Yeah when China does “affordable” or “multi-tier” it’s fine. It’s socialism. Its the exact same exploitation, but the rhetoric sounds better so it’s socialism.
it’s 5 years though
by multi-tiered i think they mean accessibility to/affordability of different levels of treatment, complexity wise
to use a somewhat large country (brazil) with universal health care (public option called SUS) as an example: we have it on paper, but in practice we lack doctors and it’s really, really hard to execute it in “deep brazil” (mainly the countryside) - existing doctors don’t want to go there, there’s barely any useful infrastructure, etc
another issue is that, when it comes to specialized treatments and exams, where the technology is much more expensive, supply often doesn’t meet demand
to make things worse, these technologies also need technical training to be used, so sometimes we have the machines but no one who can properly and safely use them
now, this is for a somewhat large country with a rural population of 14%; imagine a massive country like china, with a rural population of 40% and vastly underdeveloped regions more to the center (as they had been focusing mostly on the coastal cities until recently)

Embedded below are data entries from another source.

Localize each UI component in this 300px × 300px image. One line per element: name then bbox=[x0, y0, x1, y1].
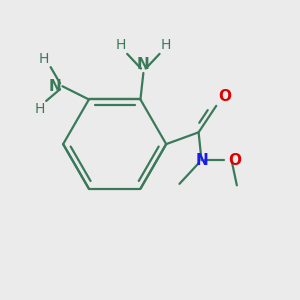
Text: N: N bbox=[137, 56, 150, 71]
Text: N: N bbox=[48, 79, 61, 94]
Text: O: O bbox=[219, 89, 232, 104]
Text: H: H bbox=[161, 38, 171, 52]
Text: H: H bbox=[34, 102, 45, 116]
Text: H: H bbox=[115, 38, 126, 52]
Text: O: O bbox=[228, 153, 241, 168]
Text: N: N bbox=[195, 153, 208, 168]
Text: H: H bbox=[39, 52, 49, 66]
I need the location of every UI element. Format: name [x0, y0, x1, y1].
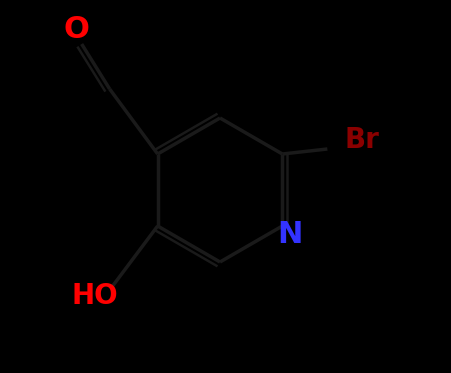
Text: Br: Br	[344, 126, 379, 154]
Text: O: O	[64, 15, 89, 44]
Text: HO: HO	[71, 282, 118, 310]
Text: N: N	[277, 219, 302, 248]
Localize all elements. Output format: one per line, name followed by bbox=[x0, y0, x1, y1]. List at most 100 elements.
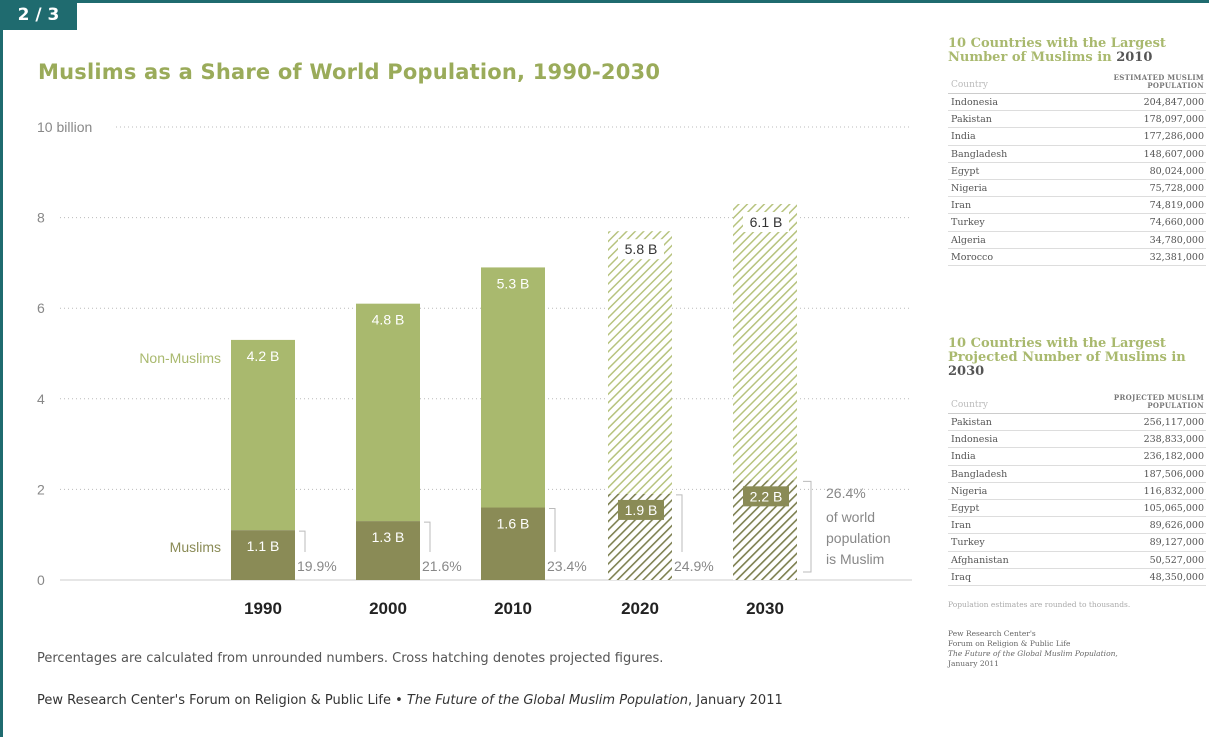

and still they already have 95% coverage for basic treatment, so i guess they’re doing ok? i mean, my main point is that i wouldn’t criticize this without really knowing in detail what they’re doing wrong, because in my country we literally have universal health care in our constitution, but regardless of our printed words our actual conditions haven’t allowed us to make this a reality
This is all well and good but I think what we ignore here is that China had a system of universal healthcare before. It was dismantled, I think frankly quite haphazardly, and suddenly talk of that old system is dismissed out of hand as unachievable. And it was not a joke medical system either! It accomplished huge strides in infant care, women’s morality, basic health outcomes etc. All for free and entirely uncommodified. Whereas now the real issue is that for many people even if ‘access’ exists if is curtailed by hukou, employment status, quality of care in shitty public hospitals, doctors having extremely limited time to see patients, etc. There is a whole phenomenon of mobs beating doctors up because they prescribe medicine that is pushed by insurance sponsors (like the US lol). Saying that things will change slowly ignores how quickly the state was able to change things before, which in my opinion is just a matter of a vastly changed political economy.
this is why i mentioned basic healthcare
the system during the mao period managed to do that really well - this is doable, since whenever the material requirements are low enough you can change things through sheer force of will, as the barefoot doctors certainly did and got huge gains from it
but it wasn’t universal healthcare - or do you think the barefoot doctors had access to the latest chemotherapy medicines? radiotherapy machines? MRIs? respirators, ICUs, and so on
unless you believe traditional chinese medicine can take care of this stuff, which it obviously can’t, there are very real material limitations and ideals can only take us as far as they allow us to
my criticism to the reforms was shutting off free access to basic treatment in the short term, because this, as you said, could have easily been provided - but i haven’t read their justifications for it
I like the part where the only mention of socialism is tied to civility.
Yes, I’m sure the Global Time’s English infographic is a good way to gauge this (it’s fucking not).
Socialism is when you just do capitalism and make vague references to that changing someday.